Auch APULANTA gehören quasi schon zum Inventar jedes finnischen Festivals. Trotzdem begrüßt das Publikum das Trio, als hätte man sie Ewigkeiten nicht mehr gesehen, und auch wenn die drei Herren hier in Seinäjoki nicht den besten Gig ihrer Karriere spielen, so machen die Fans dermaßen Stimmung, dass es einfach Spaß machen muss. Als kleines Extra wird das Konzert von zwei hübschen Blondinen in Zeichensprache übersetzt, ein netter Einfall, dem vielleicht noch ein paar mehr Bands folgen könnten. Die Setlist beinhaltet alte Hits und sogar unveröffentlichtes Material. Auch 'Pitkä Kuuma Kesä' ('Langer heißer Sommer'), eigentlich ein Hit von POPEDA, darf natürlich nicht fehlen. Schließlich wird diese engergiegeladene Neuauflage bereits als finnischer Sommerhit 2008 gehandelt [und was machen die für Musik? - d. Red.].

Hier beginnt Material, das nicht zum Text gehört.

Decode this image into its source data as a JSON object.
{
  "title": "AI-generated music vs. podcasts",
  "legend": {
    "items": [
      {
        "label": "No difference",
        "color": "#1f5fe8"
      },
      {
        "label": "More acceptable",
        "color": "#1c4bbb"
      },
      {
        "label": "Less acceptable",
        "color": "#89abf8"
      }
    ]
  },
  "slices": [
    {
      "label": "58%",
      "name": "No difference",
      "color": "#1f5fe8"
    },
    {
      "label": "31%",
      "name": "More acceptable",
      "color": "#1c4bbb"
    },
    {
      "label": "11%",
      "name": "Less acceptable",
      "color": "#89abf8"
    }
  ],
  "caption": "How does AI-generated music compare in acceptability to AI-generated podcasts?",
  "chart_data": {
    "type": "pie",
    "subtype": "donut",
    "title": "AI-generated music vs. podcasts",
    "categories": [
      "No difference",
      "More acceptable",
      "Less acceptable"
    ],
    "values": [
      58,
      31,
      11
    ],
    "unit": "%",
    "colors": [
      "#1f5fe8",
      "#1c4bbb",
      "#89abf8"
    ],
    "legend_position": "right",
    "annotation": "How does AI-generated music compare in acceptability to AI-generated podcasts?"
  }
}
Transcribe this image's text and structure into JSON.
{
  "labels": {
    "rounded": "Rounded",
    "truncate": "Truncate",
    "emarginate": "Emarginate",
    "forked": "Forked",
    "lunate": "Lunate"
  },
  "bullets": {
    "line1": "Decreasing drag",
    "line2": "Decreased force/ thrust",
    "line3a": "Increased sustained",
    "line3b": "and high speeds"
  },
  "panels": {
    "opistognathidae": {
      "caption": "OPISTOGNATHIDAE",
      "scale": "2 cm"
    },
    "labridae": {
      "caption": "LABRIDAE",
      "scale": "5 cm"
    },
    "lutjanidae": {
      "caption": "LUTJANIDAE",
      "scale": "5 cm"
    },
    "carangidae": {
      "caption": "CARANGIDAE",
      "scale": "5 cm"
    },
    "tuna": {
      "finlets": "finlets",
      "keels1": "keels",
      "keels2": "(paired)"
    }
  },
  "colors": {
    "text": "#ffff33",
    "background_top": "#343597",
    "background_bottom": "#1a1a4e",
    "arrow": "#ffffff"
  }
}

DANKO JONES aus Kanada waren trotz des langen Wegs ebenfalls schon öfter zu Gast auf finnischen Festivals. Die Fangemeinde ist auch hier wieder präsent und feuert ihre Helden zu einem kurzweiligen Gig an, der den Mannen auf der Bühne genauso viel Spaß zu machen scheint wie dem Publikum. 'Everybody's Sexy In Heaven, Baby', wird hier behauptet. Ja, hoffentlich, das wäre zumindest eine kleine Entschädigung für all die besoffenen Dödel, die mittlerweile das Festivalgelände bevölkern. Aber es werden hier nicht nur kleine Witzchen gemacht, sondern auch ein paar politische Statements (selbstverständlich anti Bush) losgelassen.

Der größte Prediger des Festivals ist allerdings SERJ TANKIAN, der mit weißem Anzug und Zylinder nicht nur wie ein Zauberer oder Alleinunterhalter aussieht (und zwar wie ein verdammt cooler), sondern das Publikum ebenso gut zu unterhalten weiß. Neben den Stücken seines Solo-Debüts "Elect The Dead" gibt es zwei unveröffentlichte Lieder. Eines davon ('Sounds Of War') fungiert als Gänsehaut erregendes Intro, bei dem Serjs Stimme in fast unnatürliche Höhen abgleitet. Auch ansonsten kann der durch SYSTEM OF A DOWN bekannt gewordene Herr mit dem Ausnahmegesangsorgan voll und ganz überzeugen. Also mich zumindest, doch einige andere finden die Kompositionen wohl doch eher gewöhnungsbedürftig und verlassen das Festival. Umso besser, kann ich besser sehen. Auf SYSTEM OF A DOWN-Songs wartet man zwar vergeblich, dafür gibt es aber mit 'Holiday In Cambodia' ein gelungenes Cover der DEAD KENNEDYS. Abschluss bildet 'The Unthinking Majority', dann ist auch Tag zwei vorbei. Und ja, es hat tatsächlich nicht geregnet.